2. Rechtsgrundlage für die Anordnung des Antragsgegners zu 2. ist § 46 Abs. 2 WaffG. Danach kann die zuständige Behörde, wenn jemand aufgrund einer Erlaubnis, die zurückgenommen, widerrufen oder erloschen ist, Waffen oder Munition erworben oder befugt besessen hat, und sie noch besitzt, anordnen, dass er binnen angemessener Frist  die Waffen oder Munition dauerhaft unbrauchbar macht oder einem Berechtigten überlässt und den Nachweis darüber gegenüber der Behörde führt. Die Voraussetzungen dieser Regelung liegen mit dem Widerruf der Waffenbesitzkarte  (s.o.) vor.

3. Auch die Anordnungen hinsichtlich des Jagscheines sind rechtsfehlerfrei erfolgt. Denn ein Jagdschein ist zwingend für ungültig zu erklären und einzuziehen (§ 18 Abs. 1 Satz 1 BJagdG), wenn Tatsachen, welche seine Versagung begründen, erst nach Erteilung eintreten oder der Behörde bekanntwerden. Nach § 17 Abs. 1 Satz 1 Nr. 2 BJagdG ist der Jagdschein Personen zu versagen, bei denen Tatsachen die Annahme rechtfertigen, dass sie die erforderliche Zuverlässigkeit oder körperliche Eignung nicht besitzen. Fehlen die Zuverlässigkeit oder die persönliche Eignung im Sinne der §§ 5 und 6 WaffG, darf gemäß § 17 Abs. 1 Satz 2 BJagdG nur ein Jagdschein nach § 15 Abs. 7 BJagdG (Falknerjagdschein) erteilt werden. Das bedeutet umgekehrt, dass bei fehlender Zuverlässigkeit oder persönlicher Eignung im Sinne von §§ 5 und 6 WaffG jeder andere Jagdschein zu versagen ist (vgl. Oberverwaltungsgericht für das Land Nordrhein-Westfalen, Urteil vom 21. Februar 2014 – 16 A 2367/11 –, juris). Insoweit wird auf die obigen Ausführungen verwiesen.

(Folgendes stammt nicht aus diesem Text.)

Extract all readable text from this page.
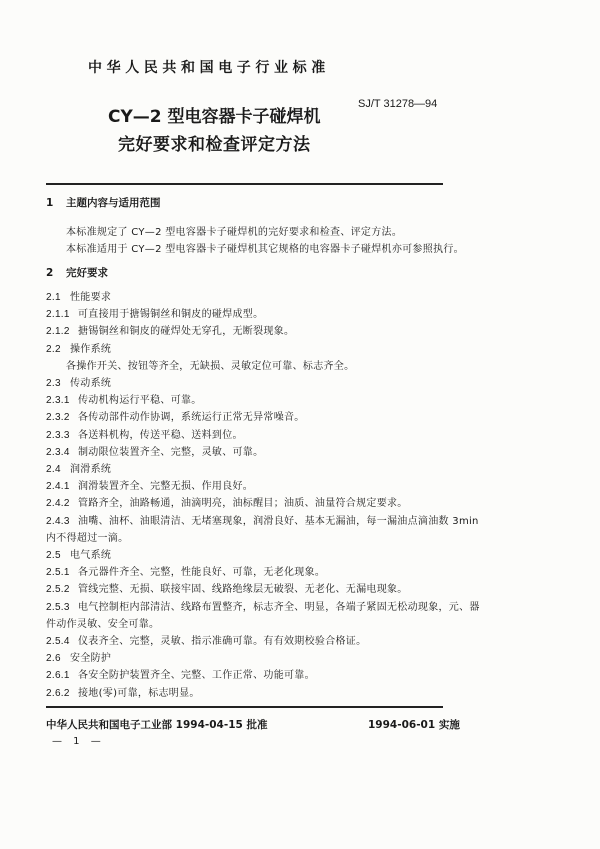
中华人民共和国电子行业标准
SJ/T 31278—94
CY—2 型电容器卡子碰焊机
完好要求和检查评定方法
1 主题内容与适用范围
本标准规定了 CY—2 型电容器卡子碰焊机的完好要求和检查、评定方法。
本标准适用于 CY—2 型电容器卡子碰焊机其它规格的电容器卡子碰焊机亦可参照执行。
2 完好要求
2.1 性能要求
2.1.1 可直接用于搪锡铜丝和铜皮的碰焊成型。
2.1.2 搪锡铜丝和铜皮的碰焊处无穿孔，无断裂现象。
2.2 操作系统
各操作开关、按钮等齐全，无缺损、灵敏定位可靠、标志齐全。
2.3 传动系统
2.3.1 传动机构运行平稳、可靠。
2.3.2 各传动部件动作协调，系统运行正常无异常噪音。
2.3.3 各送料机构，传送平稳、送料到位。
2.3.4 制动限位装置齐全、完整，灵敏、可靠。
2.4 润滑系统
2.4.1 润滑装置齐全、完整无损、作用良好。
2.4.2 管路齐全，油路畅通，油滴明亮，油标醒目；油质、油量符合规定要求。
2.4.3 油嘴、油杯、油眼清洁、无堵塞现象，润滑良好、基本无漏油，每一漏油点滴油数 3min
内不得超过一滴。
2.5 电气系统
2.5.1 各元器件齐全、完整，性能良好、可靠，无老化现象。
2.5.2 管线完整、无损、联接牢固、线路绝缘层无破裂、无老化、无漏电现象。
2.5.3 电气控制柜内部清洁、线路布置整齐，标志齐全、明显，各端子紧固无松动现象，元、器
件动作灵敏、安全可靠。
2.5.4 仪表齐全、完整，灵敏、指示准确可靠。有有效期校验合格证。
2.6 安全防护
2.6.1 各安全防护装置齐全、完整、工作正常、功能可靠。
2.6.2 接地(零)可靠，标志明显。
中华人民共和国电子工业部 1994-04-15 批准	1994-06-01 实施
— 1 —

Im Übrigen wird zur Vermeidung von Wiederholungen auf die Gründe der angefochtenen Verfügung Bezug genommen, denen das Gericht folgt (§ 117 Abs. 5 VwGO).

Die Kostenentscheidung beruht auf § 154 Abs. 1 VwGO. Die Festsetzung des Streitwerts beruht auf §§ 53 Abs. 2, 52 Abs. 1 und 2 GKG.